INVESTMENT AGREEMENT ("Agreement"), dated as of June 8, 2004, by and
between GameZnFlix, Inc., a Nevada corporation ("Company"), and Southern
Securities, Inc., a Delaware corporation ("Investor").

WHEREAS, the parties desire that, upon the terms and subject to the
conditions contained herein, the Investor shall invest up to Fifteen Million
Dollars ($15,000,000) to purchase the Company's common stock, one tenth of
one cent ($0.001) par value per share ("Common Stock");

WHEREAS, such investments will be made in reliance upon the provisions
of Section 4(2) under the Securities Act of 1933, as amended ("1933 Act"), Rule
506 of Regulation D, and the rules and regulations promulgated thereunder,
and/or upon such other exemption from the registration requirements of the
1933 Act as may be available with respect to any or all of the investments
in Common Stock to be made hereunder; and

WHEREAS, contemporaneously with the execution and delivery of this
Agreement, the parties hereto are executing and delivering a Registration
Rights Agreement substantially in the form attached hereto as Exhibit A (as
amended from time to time, "Registration Rights Agreement") pursuant to
which the Company has agreed to provide certain registration rights under
the 1933 Act, and the rules and regulations promulgated thereunder, and
applicable state securities laws.

NOW THEREFORE, in consideration of the foregoing recitals, which shall
be considered an integral part of this Agreement, the covenants and
agreements set forth hereafter, and other good and valuable consideration,
the receipt and sufficiency of which is hereby acknowledged, the Company and
the Investor hereby agree as follows:

SECTION 1.  DEFINITIONS.

As used in this Agreement, the following terms shall have the following
meanings specified or indicated, and such meanings shall be equally
applicable to the singular and plural forms of the defined terms:

"1933 Act" shall have the meaning set forth in the preamble, above.

"1934 Act" shall mean the Securities Exchange Act of 1934, as it may be
amended.

"Affiliate" shall have the meaning specified in Section 5(h), below.

"Agreement" shall mean this Investment Agreement.

"Best Bid" shall mean the highest posted bid price of the Common Stock.

"Buy In" shall have the meaning specified in Section 6, below.

"Buy In Adjustment Amount" shall have the meaning specified in Section 6.

"Closing" shall have the meaning specified in Section 2(h).

"Closing Date" shall mean seven (7) Trading Days following the Put Notice
Date.

"Common Stock" shall have the meaning set forth in the preamble to this
Agreement.

"Control" or "Controls" shall have the meaning specified in Section 5(h).

"Covering Shares" shall have the meaning specified in Section 6.

"Effective Date" shall mean the date the SEC declares effective under the
1933 Act the Registration Statement covering the Securities.

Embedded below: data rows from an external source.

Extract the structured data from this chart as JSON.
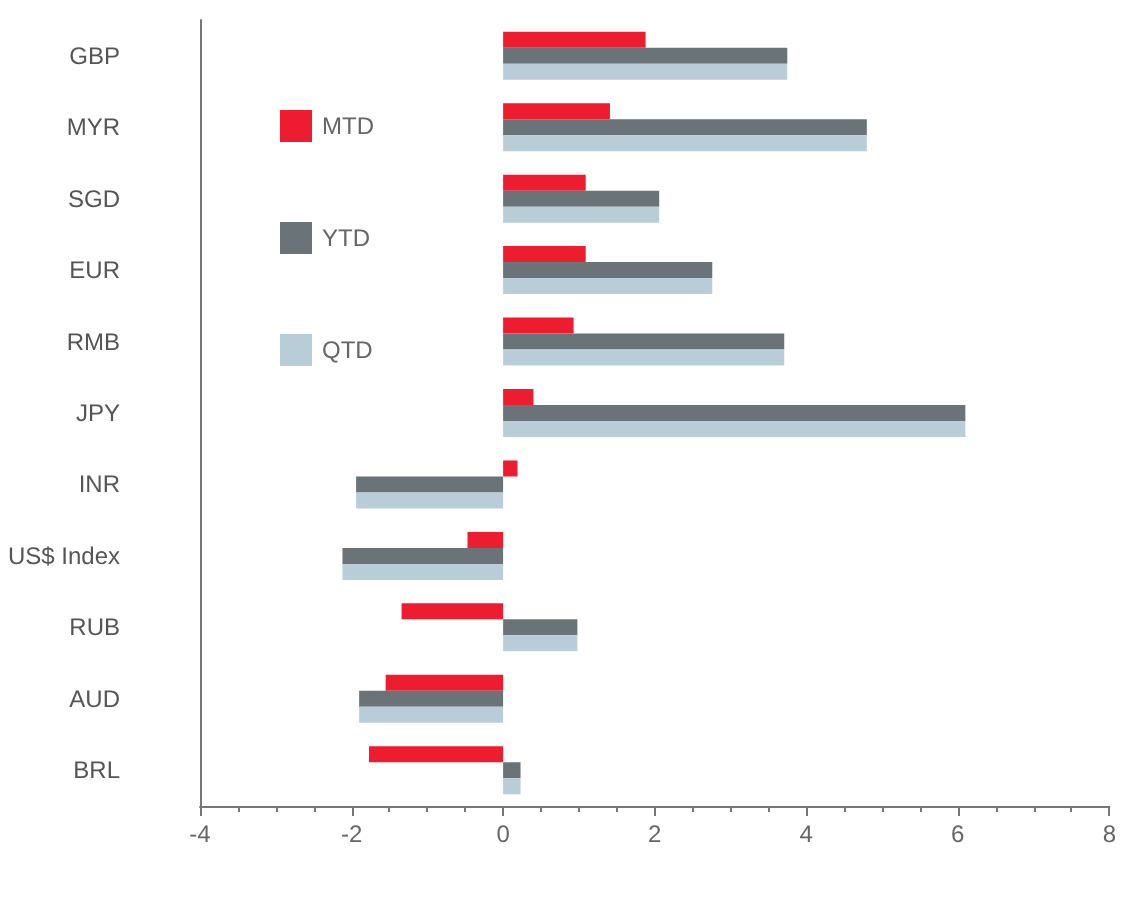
{
  "chart_data": {
    "type": "bar",
    "orientation": "horizontal",
    "categories": [
      "GBP",
      "MYR",
      "SGD",
      "EUR",
      "RMB",
      "JPY",
      "INR",
      "US$ Index",
      "RUB",
      "AUD",
      "BRL"
    ],
    "series": [
      {
        "name": "MTD",
        "color": "#ed1c2e",
        "values": [
          1.88,
          1.41,
          1.09,
          1.09,
          0.93,
          0.4,
          0.19,
          -0.47,
          -1.34,
          -1.55,
          -1.77
        ]
      },
      {
        "name": "YTD",
        "color": "#6a7378",
        "values": [
          3.75,
          4.8,
          2.06,
          2.76,
          3.71,
          6.1,
          -1.94,
          -2.12,
          0.98,
          -1.9,
          0.23
        ]
      },
      {
        "name": "QTD",
        "color": "#b9cdd9",
        "values": [
          3.75,
          4.8,
          2.06,
          2.76,
          3.71,
          6.1,
          -1.94,
          -2.12,
          0.98,
          -1.9,
          0.23
        ]
      }
    ],
    "xlim": [
      -4,
      8
    ],
    "xticks": [
      -4,
      -2,
      0,
      2,
      4,
      6,
      8
    ],
    "grid": false,
    "legend": "top left"
  }
}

"Environmental Laws" shall have the meaning specified in Section 4(m), below.

"Execution Date" shall mean the date first indicated above.

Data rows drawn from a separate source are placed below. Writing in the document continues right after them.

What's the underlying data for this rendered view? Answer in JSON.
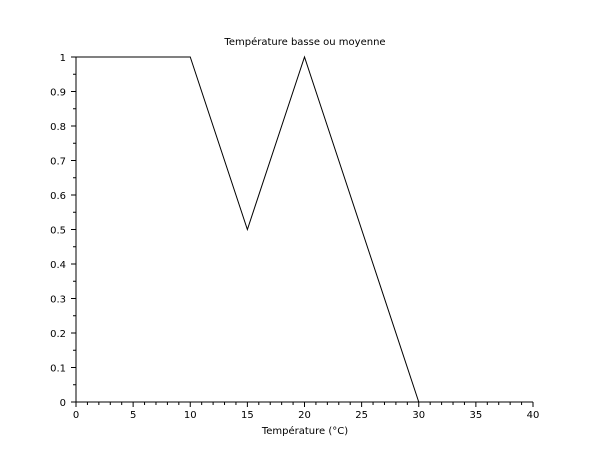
{
  "chart_data": {
    "type": "line",
    "title": "Température basse ou moyenne",
    "xlabel": "Température (°C)",
    "ylabel": "",
    "xlim": [
      0,
      40
    ],
    "ylim": [
      0,
      1
    ],
    "x_ticks": [
      "0",
      "5",
      "10",
      "15",
      "20",
      "25",
      "30",
      "35",
      "40"
    ],
    "y_ticks": [
      "0",
      "0.1",
      "0.2",
      "0.3",
      "0.4",
      "0.5",
      "0.6",
      "0.7",
      "0.8",
      "0.9",
      "1"
    ],
    "grid": false,
    "legend": "none",
    "series": [
      {
        "color": "#000000",
        "x": [
          0,
          10,
          15,
          20,
          30
        ],
        "y": [
          1,
          1,
          0.5,
          1,
          0
        ]
      }
    ]
  }
}
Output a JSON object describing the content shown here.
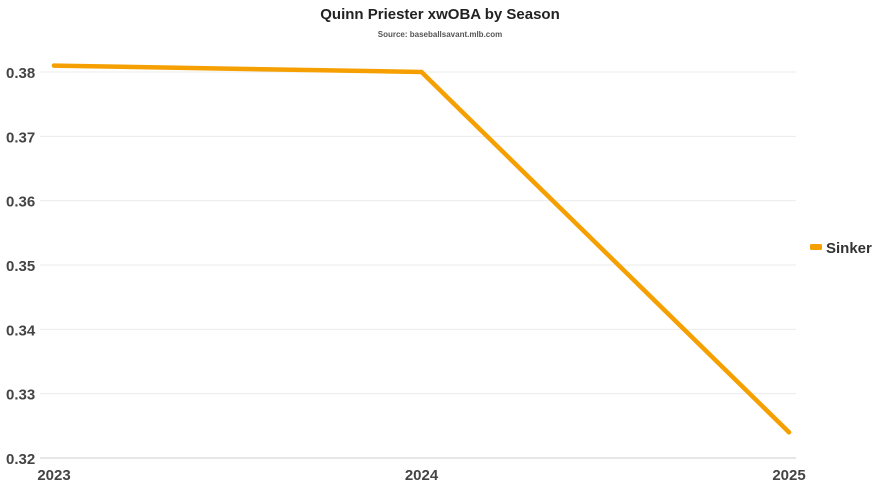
{
  "chart_data": {
    "type": "line",
    "title": "Quinn Priester xwOBA by Season",
    "subtitle": "Source: baseballsavant.mlb.com",
    "xlabel": "",
    "ylabel": "",
    "categories": [
      "2023",
      "2024",
      "2025"
    ],
    "series": [
      {
        "name": "Sinker",
        "color": "#f5a000",
        "values": [
          0.381,
          0.38,
          0.324
        ]
      }
    ],
    "ylim": [
      0.32,
      0.38
    ],
    "yticks": [
      "0.32",
      "0.33",
      "0.34",
      "0.35",
      "0.36",
      "0.37",
      "0.38"
    ],
    "grid": true,
    "legend_position": "right"
  }
}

"Indemnitiees" shall have the meaning specified in Section 10, below.

"Indemnified Liabilities" shall have the meaning specified in Section 10,
below.

"Ineffective Period" shall mean any period of time that the Registration
Statement or any Supplemental Registration Statement (as defined in the
Registration Rights Agreement) becomes ineffective or unavailable for use
for the sale or resale, as applicable, of any or all of the Registrable
Securities (as defined in the Registration Rights Agreement) for any reason
(or in the event the prospectus under either of the above is not current and
deliverable) during any time period required under the Registration Rights
Agreement.

"Investor" shall have the meaning indicated above.

"Major Transaction" shall have the meaning specified in Section 2(g), above.

"Material Adverse Effect" shall have the meaning specified in Section 4(a).

"Material Facts" shall have the meaning specified in Section 2(m).

"Maximum Common Stock Issuance" shall have the meaning specified in Section
2(j).

"Open Period" shall mean the period beginning on and including the Trading
Day immediately following the Effective Date and ending on the earlier to
occur of (i) the date which is 36 months from the Effective Date; and (ii)
termination of the Agreement in accordance with Section 9, below.